I cried all that afternoon, lying on my bed with my flowered comforter drawn up over me and my grandmother’s arms tightly
around me. She pressed her face into my hair, but she said very little. Sometimes she rocked me, and sometimes she hummed
into my ear. Once she sang, so softly that I could scarcely hear her, “This is the dawning of the age of Aquarius, the age
of Aquarius, Aquar… ius….”

It was years before I considered what a strange song it was for my grandmother to be singing to me on the day of my father’s
death and how even stranger that she, who had lost both a son and a husband, could comfort me while my mother and sister clung
together in their prostration and could speak to no one, could see no one but each other.

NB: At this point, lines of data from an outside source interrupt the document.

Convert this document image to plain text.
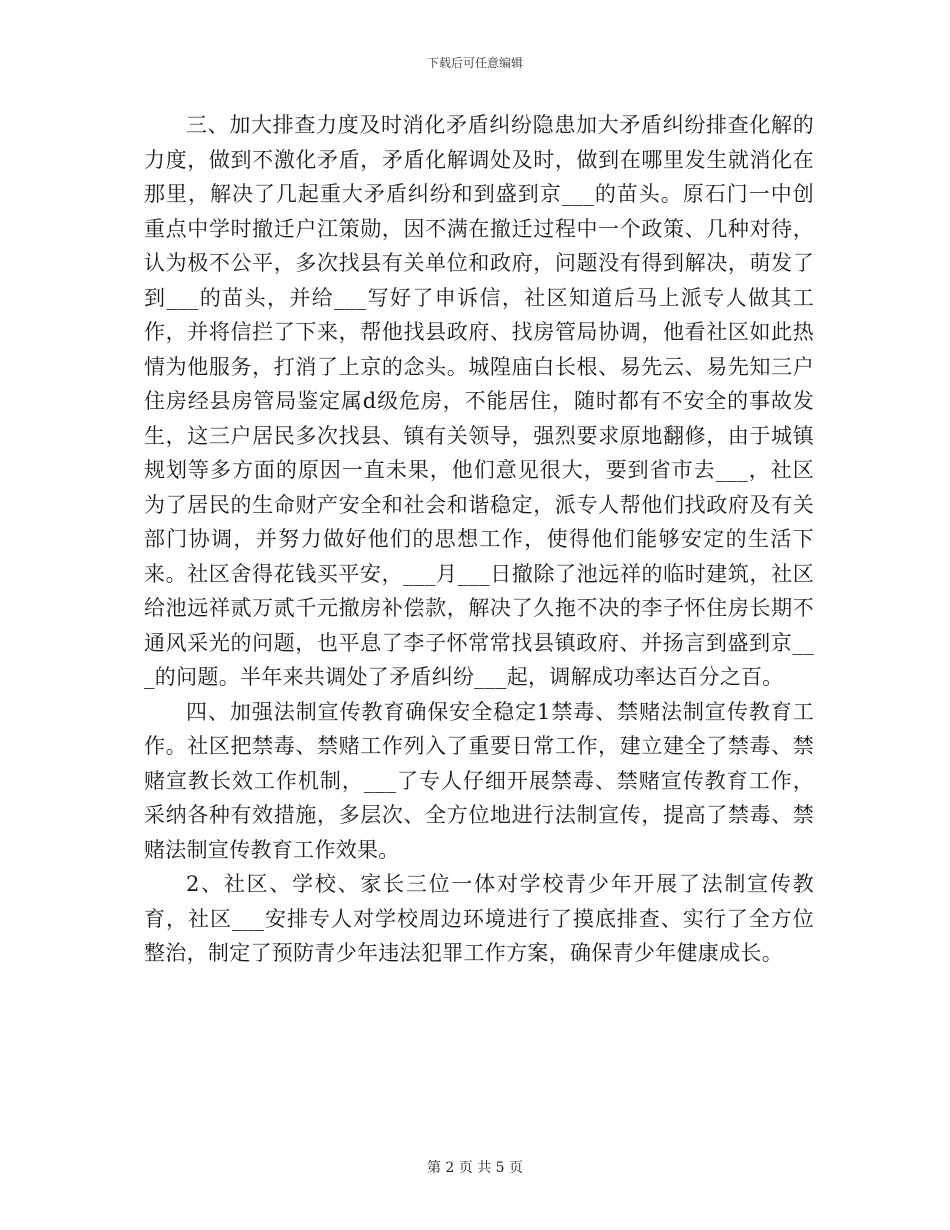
下载后可任意编辑

三、加大排查力度及时消化矛盾纠纷隐患加大矛盾纠纷排查化解的力度，做到不激化矛盾，矛盾化解调处及时，做到在哪里发生就消化在那里，解决了几起重大矛盾纠纷和到盛到京___的苗头。原石门一中创重点中学时撤迁户江策勋，因不满在撤迁过程中一个政策、几种对待，认为极不公平，多次找县有关单位和政府，问题没有得到解决，萌发了到___的苗头，并给___写好了申诉信，社区知道后马上派专人做其工作，并将信拦了下来，帮他找县政府、找房管局协调，他看社区如此热情为他服务，打消了上京的念头。城隍庙白长根、易先云、易先知三户住房经县房管局鉴定属d级危房，不能居住，随时都有不安全的事故发生，这三户居民多次找县、镇有关领导，强烈要求原地翻修，由于城镇规划等多方面的原因一直未果，他们意见很大，要到省市去___，社区为了居民的生命财产安全和社会和谐稳定，派专人帮他们找政府及有关部门协调，并努力做好他们的思想工作，使得他们能够安定的生活下来。社区舍得花钱买平安，___月___日撤除了池远祥的临时建筑，社区给池远祥贰万贰千元撤房补偿款，解决了久拖不决的李子怀住房长期不通风采光的问题，也平息了李子怀常常找县镇政府、并扬言到盛到京___的问题。半年来共调处了矛盾纠纷___起，调解成功率达百分之百。

四、加强法制宣传教育确保安全稳定1禁毒、禁赌法制宣传教育工作。社区把禁毒、禁赌工作列入了重要日常工作，建立建全了禁毒、禁赌宣教长效工作机制，___了专人仔细开展禁毒、禁赌宣传教育工作，采纳各种有效措施，多层次、全方位地进行法制宣传，提高了禁毒、禁赌法制宣传教育工作效果。

2、社区、学校、家长三位一体对学校青少年开展了法制宣传教育，社区___安排专人对学校周边环境进行了摸底排查、实行了全方位整治，制定了预防青少年违法犯罪工作方案，确保青少年健康成长。

第 2 页 共 5 页
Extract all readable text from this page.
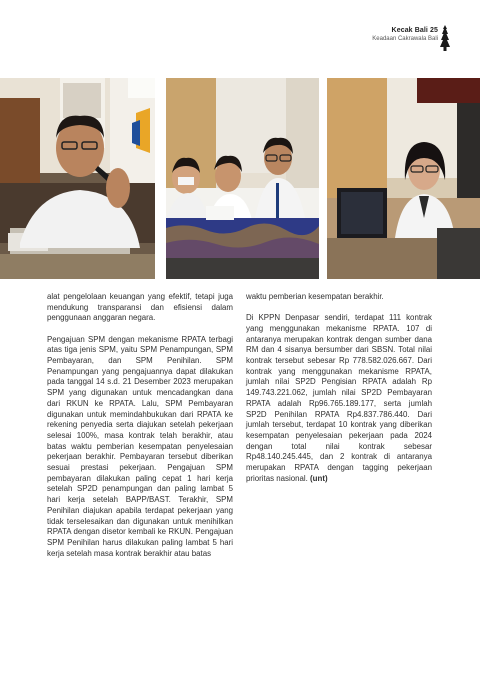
Kecak Bali 25
Keadaan Cakrawala Bali

alat pengelolaan keuangan yang efektif, tetapi juga mendukung transparansi dan efisiensi dalam penggunaan anggaran negara.

Pengajuan SPM dengan mekanisme RPATA terbagi atas tiga jenis SPM, yaitu SPM Penampungan, SPM Pembayaran, dan SPM Penihilan. SPM Penampungan yang pengajuannya dapat dilakukan pada tanggal 14 s.d. 21 Desember 2023 merupakan SPM yang digunakan untuk mencadangkan dana dari RKUN ke RPATA. Lalu, SPM Pembayaran digunakan untuk memindahbukukan dari RPATA ke rekening penyedia serta diajukan setelah pekerjaan selesai 100%, masa kontrak telah berakhir, atau batas waktu pemberian kesempatan penyelesaian pekerjaan berakhir. Pembayaran tersebut diberikan sesuai prestasi pekerjaan. Pengajuan SPM pembayaran dilakukan paling cepat 1 hari kerja setelah SP2D penampungan dan paling lambat 5 hari kerja setelah BAPP/BAST. Terakhir, SPM Penihilan diajukan apabila terdapat pekerjaan yang tidak terselesaikan dan digunakan untuk menihilkan RPATA dengan disetor kembali ke RKUN. Pengajuan SPM Penihilan harus dilakukan paling lambat 5 hari kerja setelah masa kontrak berakhir atau batas

waktu pemberian kesempatan berakhir.

Di KPPN Denpasar sendiri, terdapat 111 kontrak yang menggunakan mekanisme RPATA. 107 di antaranya merupakan kontrak dengan sumber dana RM dan 4 sisanya bersumber dari SBSN. Total nilai kontrak tersebut sebesar Rp 778.582.026.667. Dari kontrak yang menggunakan mekanisme RPATA, jumlah nilai SP2D Pengisian RPATA adalah Rp 149.743.221.062, jumlah nilai SP2D Pembayaran RPATA adalah Rp96.765.189.177, serta jumlah SP2D Penihilan RPATA Rp4.837.786.440. Dari jumlah tersebut, terdapat 10 kontrak yang diberikan kesempatan penyelesaian pekerjaan pada 2024 dengan total nilai kontrak sebesar Rp48.140.245.445, dan 2 kontrak di antaranya merupakan RPATA dengan tagging pekerjaan prioritas nasional. (unt)
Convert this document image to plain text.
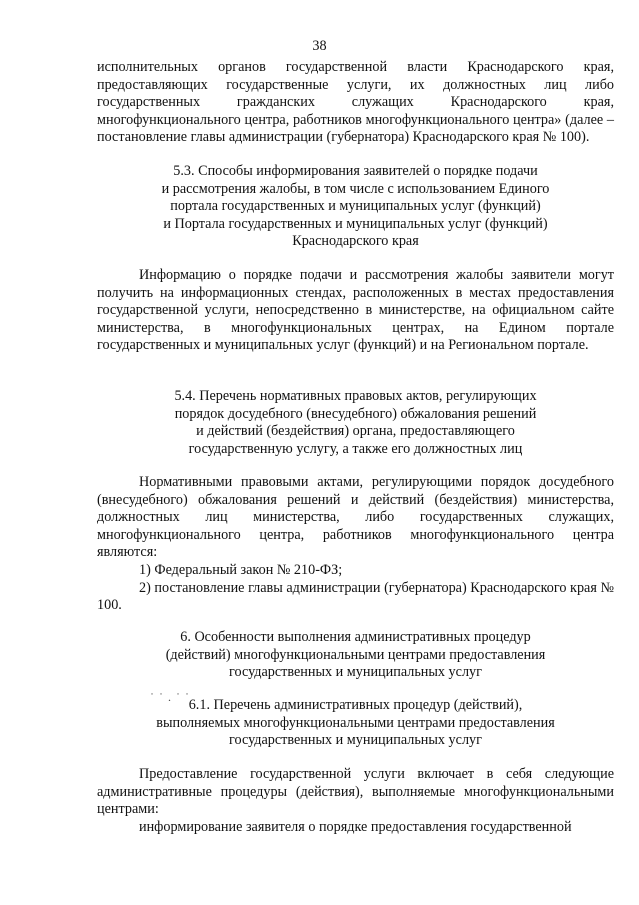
38

исполнительных органов государственной власти Краснодарского края, предоставляющих государственные услуги, их должностных лиц либо государственных гражданских служащих Краснодарского края, многофункционального центра, работников многофункционального центра» (далее – постановление главы администрации (губернатора) Краснодарского края № 100).

5.3. Способы информирования заявителей о порядке подачи

и рассмотрения жалобы, в том числе с использованием Единого

портала государственных и муниципальных услуг (функций)

и Портала государственных и муниципальных услуг (функций)

Краснодарского края

Информацию о порядке подачи и рассмотрения жалобы заявители могут получить на информационных стендах, расположенных в местах предоставления государственной услуги, непосредственно в министерстве, на официальном сайте министерства, в многофункциональных центрах, на Едином портале государственных и муниципальных услуг (функций) и на Региональном портале.

5.4. Перечень нормативных правовых актов, регулирующих

порядок досудебного (внесудебного) обжалования решений

и действий (бездействия) органа, предоставляющего

государственную услугу, а также его должностных лиц

Нормативными правовыми актами, регулирующими порядок досудебного (внесудебного) обжалования решений и действий (бездействия) министерства, должностных лиц министерства, либо государственных служащих, многофункционального центра, работников многофункционального центра являются:

1) Федеральный закон № 210-ФЗ;

2) постановление главы администрации (губернатора) Краснодарского края № 100.

6. Особенности выполнения административных процедур

(действий) многофункциональными центрами предоставления

государственных и муниципальных услуг

˙ ˙ . ˙ ˙

6.1. Перечень административных процедур (действий),

выполняемых многофункциональными центрами предоставления

государственных и муниципальных услуг

Предоставление государственной услуги включает в себя следующие административные процедуры (действия), выполняемые многофункциональными центрами:

информирование заявителя о порядке предоставления государственной
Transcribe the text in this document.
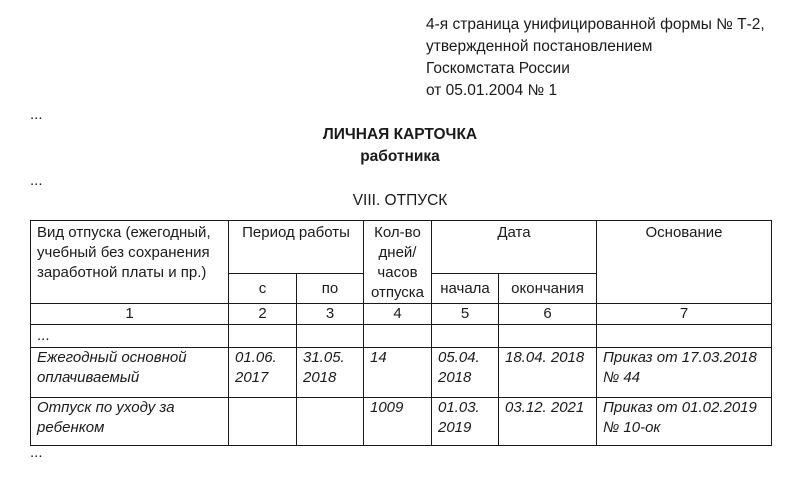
4-я страница унифицированной формы № Т-2,
утвержденной постановлением
Госкомстата России
от 05.01.2004 № 1
...
ЛИЧНАЯ КАРТОЧКА
работника
...
VIII. ОТПУСК
Вид отпуска (ежегодный, учебный без сохранения заработной платы и пр.)	Период работы		Кол-во дней/ часов отпуска	Дата		Основание
	с	по		начала	окончания	
1	2	3	4	5	6	7
...						
Ежегодный основной оплачиваемый	01.06. 2017	31.05. 2018	14	05.04. 2018	18.04. 2018	Приказ от 17.03.2018 № 44
Отпуск по уходу за ребенком			1009	01.03. 2019	03.12. 2021	Приказ от 01.02.2019 № 10-ок
...
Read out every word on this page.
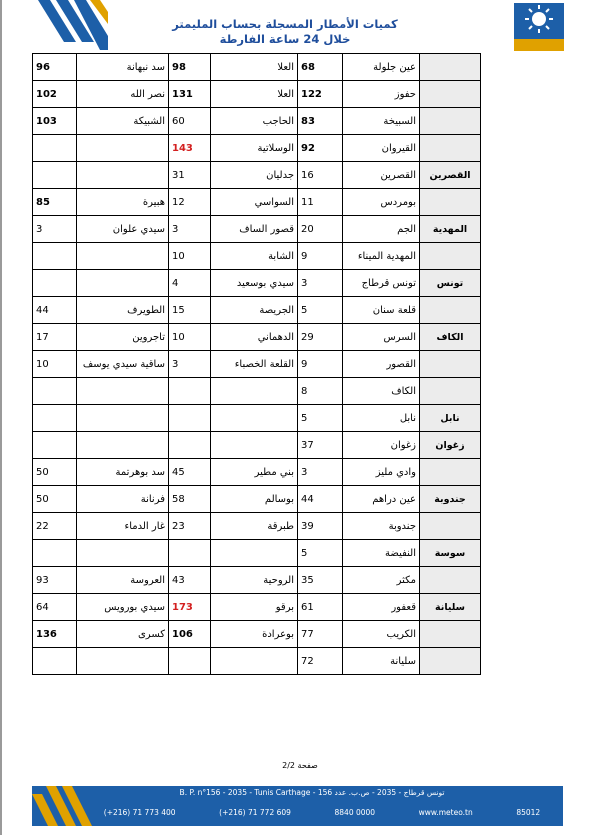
كميات الأمطار المسجلة بحساب المليمتر
خلال 24 ساعة الفارطة
	عين جلولة	68	العلا	98	سد نبهانة	96
	حفوز	122	العلا	131	نصر الله	102
	السبيخة	83	الحاجب	60	الشبيكة	103
	القيروان	92	الوسلاتية	143		
القصرين	القصرين	16	جدليان	31		
	بومردس	11	السواسي	12	هبيرة	85
المهدية	الجم	20	قصور الساف	3	سيدي علوان	3
	المهدية الميناء	9	الشابة	10		
تونس	تونس قرطاج	3	سيدي بوسعيد	4		
	قلعة سنان	5	الجريصة	15	الطويرف	44
الكاف	السرس	29	الدهماني	10	تاجروين	17
	القصور	9	القلعة الخصباء	3	ساقية سيدي يوسف	10
	الكاف	8				
نابل	نابل	5				
زغوان	زغوان	37				
	وادي مليز	3	بني مطير	45	سد بوهرتمة	50
جندوبة	عين دراهم	44	بوسالم	58	فرنانة	50
	جندوبة	39	طبرقة	23	غار الدماء	22
سوسة	النفيضة	5				
	مكثر	35	الروحية	43	العروسة	93
سليانة	قعفور	61	برقو	173	سيدي بورويس	64
	الكريب	77	بوعرادة	106	كسرى	136
	سليانة	72				
صفحة 2/2
B. P. n°156 - 2035 - Tunis Carthage - تونس قرطاج - 2035 - ص.ب. عدد 156
(+216) 71 773 400	(+216) 71 772 609	8840 0000	www.meteo.tn	85012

Life changed of course, after that, but not so much as it might have. My father’s substantial endowment from his grandparents
came to my mother, and we stayed in the beautiful old white house by the river, and Nellie and Lavonda and
the grounds people stayed on with us. Once I overheard my mother saying to one of her friends who had come to make a condolence
call, “At least we still have the house. That’s a great comfort to me, and I know it is for the girls. I can’t think how terrible
it would be for them if we’d had to move.”

But I wished we had moved, wished it with all my abraded heart. Our house was terrible beyond words to me without my father.
Everywhere I was used to seeing him was a howling, empty space. After a while I grew actually afraid of those spaces and would
not go into them. I would not watch television with my mother and Lily in the big den. He was not there, but his books were,
shelves and shelves of them reaching from the floor to the ceiling, and they all seemed to me to be threatening to spill over
and engulf me. I would not eat dinner in the dining room. Eventually we all took our meals at the smaller table in the breakfast
room, and my mother never ceased telling me and others what a willful child I had become. I absolutely refused to even pass
the door to my father’s study, and soon that door was closed and never reopened.